We had seven hundred Indians who provided pulling force by revolving the turnstiles we had constructed, but I also imported a Caterpillar bulldozer from Texas that spent weeks clearing a path up the mountain. The power of the turnstiles operated by the Indians was real, but more symbolic than anything else; the largest amount of physical power came from this Caterpillar. There are primitive physical laws behind what we did on that mountain. Given the fact that we had a pulley system with a ten-thousand-fold transmission, theoretically speaking I could have dragged the boat over the mountain with my little finger. It would have taken very little strength, though I wo
uld have had to pull the rope about five miles to move the boat five inches. I think it was Archimedes who said it’s possible to hoist the earth off its hinges if you have a pivotal point and lever sticking far enough out into the universe. The real Fitzcarrald moved a far lighter boat from one river system to the next, but he disassembled it into little pieces, then had engineers reassemble it. There was no precedent in technical history for what we did. The obvious problems were the steep inclination and landslides caused by torrential rains, which meant the boat kept on sinking into the mud. No one will ever need to do again what I did. I’m a Conquistador of the Useless. Actually, a few years ago I was in the archive of the Vatican library and discovered that the obelisk in St Peter’s Square was erected in the same way I pulled the ship over the mountain. I devised my own method all those years ago, but it turns out the same ideas were being used back in 1586.

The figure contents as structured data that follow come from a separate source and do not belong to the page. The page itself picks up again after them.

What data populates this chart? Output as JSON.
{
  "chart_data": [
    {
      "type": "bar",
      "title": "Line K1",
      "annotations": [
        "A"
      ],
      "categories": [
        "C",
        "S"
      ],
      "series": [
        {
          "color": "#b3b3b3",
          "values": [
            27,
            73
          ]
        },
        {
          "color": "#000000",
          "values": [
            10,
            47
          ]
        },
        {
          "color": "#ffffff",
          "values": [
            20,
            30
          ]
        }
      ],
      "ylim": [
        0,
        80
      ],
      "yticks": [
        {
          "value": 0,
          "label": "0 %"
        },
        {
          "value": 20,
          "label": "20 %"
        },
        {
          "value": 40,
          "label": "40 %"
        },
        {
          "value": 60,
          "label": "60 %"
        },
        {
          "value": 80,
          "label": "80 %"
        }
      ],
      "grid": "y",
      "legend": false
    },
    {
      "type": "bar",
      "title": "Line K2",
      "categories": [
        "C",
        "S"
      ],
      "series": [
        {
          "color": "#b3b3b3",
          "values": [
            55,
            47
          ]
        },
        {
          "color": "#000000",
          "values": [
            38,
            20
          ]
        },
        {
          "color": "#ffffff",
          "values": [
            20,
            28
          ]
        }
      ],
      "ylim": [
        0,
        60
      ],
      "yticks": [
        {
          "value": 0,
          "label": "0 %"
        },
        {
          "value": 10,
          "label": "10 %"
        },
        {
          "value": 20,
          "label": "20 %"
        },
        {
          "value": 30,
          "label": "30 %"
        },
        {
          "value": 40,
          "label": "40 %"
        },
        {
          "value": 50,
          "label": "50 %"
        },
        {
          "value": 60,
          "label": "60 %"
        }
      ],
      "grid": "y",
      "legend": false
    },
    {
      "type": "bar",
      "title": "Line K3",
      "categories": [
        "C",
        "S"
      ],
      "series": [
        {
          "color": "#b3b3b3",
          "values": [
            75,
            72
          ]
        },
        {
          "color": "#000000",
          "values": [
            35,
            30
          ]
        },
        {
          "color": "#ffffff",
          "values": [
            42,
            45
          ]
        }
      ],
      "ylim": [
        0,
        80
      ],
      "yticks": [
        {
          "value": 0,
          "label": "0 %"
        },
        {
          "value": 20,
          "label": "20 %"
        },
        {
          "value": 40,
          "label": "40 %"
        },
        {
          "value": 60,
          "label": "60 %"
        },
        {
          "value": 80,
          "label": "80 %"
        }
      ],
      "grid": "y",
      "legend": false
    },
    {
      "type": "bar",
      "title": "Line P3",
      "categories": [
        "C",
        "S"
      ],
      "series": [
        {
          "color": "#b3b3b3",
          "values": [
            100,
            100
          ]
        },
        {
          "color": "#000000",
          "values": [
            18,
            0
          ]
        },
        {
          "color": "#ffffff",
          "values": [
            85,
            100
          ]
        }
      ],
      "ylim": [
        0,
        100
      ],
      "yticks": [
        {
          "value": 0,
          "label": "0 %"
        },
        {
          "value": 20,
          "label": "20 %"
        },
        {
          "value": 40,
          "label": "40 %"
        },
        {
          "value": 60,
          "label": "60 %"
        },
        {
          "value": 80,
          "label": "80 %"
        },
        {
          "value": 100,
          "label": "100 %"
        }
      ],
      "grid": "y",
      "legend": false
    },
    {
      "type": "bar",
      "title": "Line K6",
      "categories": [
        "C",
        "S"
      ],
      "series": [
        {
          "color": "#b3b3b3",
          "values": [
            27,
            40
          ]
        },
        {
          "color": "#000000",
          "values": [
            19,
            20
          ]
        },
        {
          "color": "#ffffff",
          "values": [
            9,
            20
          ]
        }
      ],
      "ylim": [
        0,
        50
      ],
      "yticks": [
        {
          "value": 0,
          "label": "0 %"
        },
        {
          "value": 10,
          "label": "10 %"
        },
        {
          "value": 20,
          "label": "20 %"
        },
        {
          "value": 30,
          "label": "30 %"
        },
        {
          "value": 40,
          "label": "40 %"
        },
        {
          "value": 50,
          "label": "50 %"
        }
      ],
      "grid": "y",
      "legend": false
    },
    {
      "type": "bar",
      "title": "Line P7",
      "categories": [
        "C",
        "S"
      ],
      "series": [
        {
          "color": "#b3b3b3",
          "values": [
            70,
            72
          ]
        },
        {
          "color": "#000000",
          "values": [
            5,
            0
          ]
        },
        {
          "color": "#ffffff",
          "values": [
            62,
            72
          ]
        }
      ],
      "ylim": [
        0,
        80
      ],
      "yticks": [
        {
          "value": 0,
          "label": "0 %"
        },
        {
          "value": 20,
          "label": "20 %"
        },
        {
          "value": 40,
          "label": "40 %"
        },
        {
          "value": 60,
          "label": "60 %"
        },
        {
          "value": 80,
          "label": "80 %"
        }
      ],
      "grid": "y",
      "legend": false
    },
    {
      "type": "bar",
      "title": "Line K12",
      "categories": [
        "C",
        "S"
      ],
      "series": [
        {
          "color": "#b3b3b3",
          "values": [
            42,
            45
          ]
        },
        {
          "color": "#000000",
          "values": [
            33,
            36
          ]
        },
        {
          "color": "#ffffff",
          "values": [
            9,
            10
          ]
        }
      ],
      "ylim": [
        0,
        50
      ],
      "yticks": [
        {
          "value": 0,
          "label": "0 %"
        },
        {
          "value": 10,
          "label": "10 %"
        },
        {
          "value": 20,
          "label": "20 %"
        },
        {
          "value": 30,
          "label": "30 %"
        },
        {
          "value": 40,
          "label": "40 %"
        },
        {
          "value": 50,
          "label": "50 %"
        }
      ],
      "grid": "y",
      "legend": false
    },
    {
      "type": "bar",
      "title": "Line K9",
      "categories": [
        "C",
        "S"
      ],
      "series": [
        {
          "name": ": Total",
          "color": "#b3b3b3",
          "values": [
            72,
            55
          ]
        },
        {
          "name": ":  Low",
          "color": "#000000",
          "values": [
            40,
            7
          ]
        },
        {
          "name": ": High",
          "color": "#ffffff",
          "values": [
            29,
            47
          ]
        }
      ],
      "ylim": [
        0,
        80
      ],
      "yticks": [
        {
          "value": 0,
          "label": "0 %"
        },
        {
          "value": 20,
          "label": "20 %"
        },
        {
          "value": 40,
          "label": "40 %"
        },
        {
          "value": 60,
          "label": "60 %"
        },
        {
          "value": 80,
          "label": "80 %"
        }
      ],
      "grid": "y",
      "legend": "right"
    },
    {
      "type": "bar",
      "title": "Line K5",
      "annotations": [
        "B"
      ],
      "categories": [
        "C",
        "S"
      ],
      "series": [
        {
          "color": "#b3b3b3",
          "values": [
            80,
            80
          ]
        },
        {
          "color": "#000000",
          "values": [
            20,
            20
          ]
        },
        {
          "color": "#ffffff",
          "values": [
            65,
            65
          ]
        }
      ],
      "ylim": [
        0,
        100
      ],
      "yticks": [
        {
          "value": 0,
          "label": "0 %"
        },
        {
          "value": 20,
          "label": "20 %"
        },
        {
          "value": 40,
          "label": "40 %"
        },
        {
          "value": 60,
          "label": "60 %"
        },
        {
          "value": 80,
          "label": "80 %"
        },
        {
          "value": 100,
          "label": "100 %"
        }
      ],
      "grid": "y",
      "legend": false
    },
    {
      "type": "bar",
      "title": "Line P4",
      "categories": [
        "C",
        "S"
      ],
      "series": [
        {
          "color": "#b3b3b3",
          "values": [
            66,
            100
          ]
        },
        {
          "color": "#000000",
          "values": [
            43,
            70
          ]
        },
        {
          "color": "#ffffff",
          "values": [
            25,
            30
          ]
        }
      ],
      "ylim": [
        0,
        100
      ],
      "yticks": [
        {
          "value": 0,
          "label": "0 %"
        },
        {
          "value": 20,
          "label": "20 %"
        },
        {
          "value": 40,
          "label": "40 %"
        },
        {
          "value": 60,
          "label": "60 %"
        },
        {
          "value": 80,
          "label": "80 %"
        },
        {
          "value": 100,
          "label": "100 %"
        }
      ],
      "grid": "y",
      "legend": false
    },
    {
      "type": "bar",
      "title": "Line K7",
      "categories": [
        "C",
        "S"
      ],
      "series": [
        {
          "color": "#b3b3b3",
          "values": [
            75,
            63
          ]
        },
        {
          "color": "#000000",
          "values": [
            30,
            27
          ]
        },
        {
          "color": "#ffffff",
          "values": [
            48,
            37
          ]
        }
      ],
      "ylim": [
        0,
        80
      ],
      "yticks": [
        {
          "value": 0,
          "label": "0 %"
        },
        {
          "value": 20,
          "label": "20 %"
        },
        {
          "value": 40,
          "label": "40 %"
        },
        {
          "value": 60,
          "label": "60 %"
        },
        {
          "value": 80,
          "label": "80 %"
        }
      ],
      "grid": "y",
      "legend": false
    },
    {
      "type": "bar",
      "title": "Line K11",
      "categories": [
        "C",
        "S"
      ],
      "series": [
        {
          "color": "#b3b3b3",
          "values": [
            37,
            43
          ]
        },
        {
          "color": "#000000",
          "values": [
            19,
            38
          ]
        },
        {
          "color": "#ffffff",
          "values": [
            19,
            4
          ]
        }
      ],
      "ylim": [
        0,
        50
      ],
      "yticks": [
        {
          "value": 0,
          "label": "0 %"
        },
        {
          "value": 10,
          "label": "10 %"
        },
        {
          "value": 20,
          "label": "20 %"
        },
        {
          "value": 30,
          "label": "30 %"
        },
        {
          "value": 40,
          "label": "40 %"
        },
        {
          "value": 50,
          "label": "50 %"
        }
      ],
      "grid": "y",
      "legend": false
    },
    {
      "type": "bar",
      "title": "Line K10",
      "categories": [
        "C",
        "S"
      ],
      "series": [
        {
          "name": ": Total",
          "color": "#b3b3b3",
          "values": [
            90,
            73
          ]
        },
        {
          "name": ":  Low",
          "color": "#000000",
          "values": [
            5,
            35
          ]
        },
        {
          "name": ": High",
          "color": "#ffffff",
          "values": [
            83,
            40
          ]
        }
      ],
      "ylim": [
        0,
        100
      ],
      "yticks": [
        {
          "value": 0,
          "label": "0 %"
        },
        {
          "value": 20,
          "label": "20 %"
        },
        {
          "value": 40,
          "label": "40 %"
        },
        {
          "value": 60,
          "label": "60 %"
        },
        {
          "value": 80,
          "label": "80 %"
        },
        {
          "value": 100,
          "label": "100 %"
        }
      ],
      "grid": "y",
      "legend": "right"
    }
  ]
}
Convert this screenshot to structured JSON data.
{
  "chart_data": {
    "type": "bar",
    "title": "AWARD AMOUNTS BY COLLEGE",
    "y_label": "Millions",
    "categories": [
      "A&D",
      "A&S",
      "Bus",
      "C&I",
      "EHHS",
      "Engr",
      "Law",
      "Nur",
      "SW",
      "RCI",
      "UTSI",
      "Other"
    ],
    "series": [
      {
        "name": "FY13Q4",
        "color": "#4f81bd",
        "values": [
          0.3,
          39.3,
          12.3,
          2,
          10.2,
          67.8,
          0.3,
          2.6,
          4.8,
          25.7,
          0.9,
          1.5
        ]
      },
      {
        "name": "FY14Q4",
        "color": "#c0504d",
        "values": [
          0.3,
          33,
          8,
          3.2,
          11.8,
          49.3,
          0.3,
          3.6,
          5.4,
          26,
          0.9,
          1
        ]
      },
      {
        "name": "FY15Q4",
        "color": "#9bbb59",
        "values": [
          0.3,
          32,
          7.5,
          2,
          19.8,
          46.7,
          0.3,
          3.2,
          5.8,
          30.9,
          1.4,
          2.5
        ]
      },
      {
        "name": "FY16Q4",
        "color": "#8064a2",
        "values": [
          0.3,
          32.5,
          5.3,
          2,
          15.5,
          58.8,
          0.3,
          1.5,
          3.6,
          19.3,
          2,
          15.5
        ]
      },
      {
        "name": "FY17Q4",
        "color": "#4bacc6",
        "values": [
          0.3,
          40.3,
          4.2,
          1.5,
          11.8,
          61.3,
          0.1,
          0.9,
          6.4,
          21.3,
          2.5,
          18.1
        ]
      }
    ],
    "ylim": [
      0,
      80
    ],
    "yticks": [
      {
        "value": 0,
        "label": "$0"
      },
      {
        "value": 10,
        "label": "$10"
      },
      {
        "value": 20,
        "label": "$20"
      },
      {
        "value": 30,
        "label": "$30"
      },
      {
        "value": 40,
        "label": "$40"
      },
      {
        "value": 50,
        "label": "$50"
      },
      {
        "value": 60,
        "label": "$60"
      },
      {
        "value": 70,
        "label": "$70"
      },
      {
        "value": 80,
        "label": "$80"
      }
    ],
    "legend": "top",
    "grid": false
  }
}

People still believe Indians were killed when the boat was dragged up the mountain.
There is a shot in Fitzcarraldo where the boat finally starts edging up the side of the mountain before slipping back again and crushing a couple of Indians. I’m proud the scene is so well staged that some people think the Indians really died and that I had the audacity to film their bodies, deep in the mud underneath the boat. Thankfully Les Blank got that shot he used in Burden of Dreams, where we see them emerging from underneath the boat, laughing, then washing themselves in the river. Some of the wilder accusations were triggered by images that looked too convincing.